Scores must be declared as part of the Method specification if you want them to appear in the Dyff App:
method_request = MethodCreateRequest(
...,
scores=[
ScoreSpec(
name="error_rate",
title="Error rate",
summary="Percentage of inputs for which the system gave an incorrect response",
minimum=0,
maximum=100,
unit="%",
# Lower is better
valence="negative",
),
ScoreSpec(
name="longest_response",
title="Longest response",
summary="The length of the system's longest response",
minimum=0,
# Only 1 score can be "primary"
priority="secondary",
),
...,
],
...,
)
One score must be the "primary"
score. This is the score that is displayed in contexts where there’s only room for one score. All other scores must have "secondary"
priority. Use the valence
property to specify whether higher or lower scores are “better”; the default is "neutral"

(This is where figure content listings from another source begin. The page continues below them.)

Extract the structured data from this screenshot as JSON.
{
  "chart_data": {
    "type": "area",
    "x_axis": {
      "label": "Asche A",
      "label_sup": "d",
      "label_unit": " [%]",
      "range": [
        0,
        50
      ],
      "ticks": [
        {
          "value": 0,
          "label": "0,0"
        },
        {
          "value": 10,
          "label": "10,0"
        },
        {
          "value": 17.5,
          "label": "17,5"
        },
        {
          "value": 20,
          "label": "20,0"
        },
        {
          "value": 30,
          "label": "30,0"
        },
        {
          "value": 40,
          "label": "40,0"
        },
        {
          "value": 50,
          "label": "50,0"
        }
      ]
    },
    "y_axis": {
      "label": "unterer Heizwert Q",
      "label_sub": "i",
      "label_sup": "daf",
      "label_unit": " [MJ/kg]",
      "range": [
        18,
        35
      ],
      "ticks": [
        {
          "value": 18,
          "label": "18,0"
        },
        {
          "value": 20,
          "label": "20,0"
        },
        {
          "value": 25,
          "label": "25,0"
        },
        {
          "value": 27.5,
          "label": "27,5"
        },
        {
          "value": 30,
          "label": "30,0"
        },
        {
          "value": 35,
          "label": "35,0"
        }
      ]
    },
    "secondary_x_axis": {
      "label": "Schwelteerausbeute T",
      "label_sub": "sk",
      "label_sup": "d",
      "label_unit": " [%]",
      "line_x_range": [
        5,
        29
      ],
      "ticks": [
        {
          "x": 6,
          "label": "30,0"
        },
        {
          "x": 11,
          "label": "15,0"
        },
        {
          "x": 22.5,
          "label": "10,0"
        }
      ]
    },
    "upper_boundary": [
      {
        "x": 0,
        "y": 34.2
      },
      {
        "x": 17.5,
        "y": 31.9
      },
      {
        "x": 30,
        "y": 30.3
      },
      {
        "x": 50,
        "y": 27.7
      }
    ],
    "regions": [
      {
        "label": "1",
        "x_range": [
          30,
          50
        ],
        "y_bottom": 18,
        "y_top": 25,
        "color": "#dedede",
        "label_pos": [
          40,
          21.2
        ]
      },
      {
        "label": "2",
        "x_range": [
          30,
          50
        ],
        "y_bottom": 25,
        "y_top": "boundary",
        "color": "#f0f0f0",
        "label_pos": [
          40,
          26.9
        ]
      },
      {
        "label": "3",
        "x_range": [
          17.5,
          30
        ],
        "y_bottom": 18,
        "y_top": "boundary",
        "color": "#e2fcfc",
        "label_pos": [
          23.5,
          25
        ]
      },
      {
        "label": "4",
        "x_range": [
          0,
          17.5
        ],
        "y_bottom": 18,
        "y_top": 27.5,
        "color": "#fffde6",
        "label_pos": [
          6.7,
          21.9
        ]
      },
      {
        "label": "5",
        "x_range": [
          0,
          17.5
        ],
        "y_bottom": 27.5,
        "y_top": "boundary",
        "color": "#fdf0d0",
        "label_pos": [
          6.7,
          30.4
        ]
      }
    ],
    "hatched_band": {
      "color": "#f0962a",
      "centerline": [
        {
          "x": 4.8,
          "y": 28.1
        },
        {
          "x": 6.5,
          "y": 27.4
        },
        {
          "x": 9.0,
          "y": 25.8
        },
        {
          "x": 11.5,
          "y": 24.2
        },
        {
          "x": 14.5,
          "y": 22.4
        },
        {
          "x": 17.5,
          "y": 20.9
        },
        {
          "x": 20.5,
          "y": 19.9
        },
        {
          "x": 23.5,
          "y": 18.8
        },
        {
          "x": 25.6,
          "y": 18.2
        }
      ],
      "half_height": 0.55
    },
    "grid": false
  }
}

. There are also properties that control how the score is rendered as a string.
You output the score value by setting the output=
argument when calling the AnalysisContext.Score()
method:
ctx = AnalysisContext()
...
# output= must match the name of the score declared in the Method spec
ctx.Score(output="error_rate", text="Not great, not terrible", quantity=20)
# This is output for the Dyff App, but not displayed in the notebook
ctx.Score(
output="longest_response", text="Pretty long, eh?", quantity=123, display=False
)
# This is displayed in the notebook (in scientific notation) but not output
# for the Dyff App; notice that this score is not declared in the spec
ctx.Score(text="Not output", quantity=42000.0, format="{quantity:.2e}")
The score appears in a display widget in the report unless display=False
. The score is output to the Dyff App for use in visualizations if output=<score name>
is specified. Your notebook must output a value for all declared scores; not doing so is an error.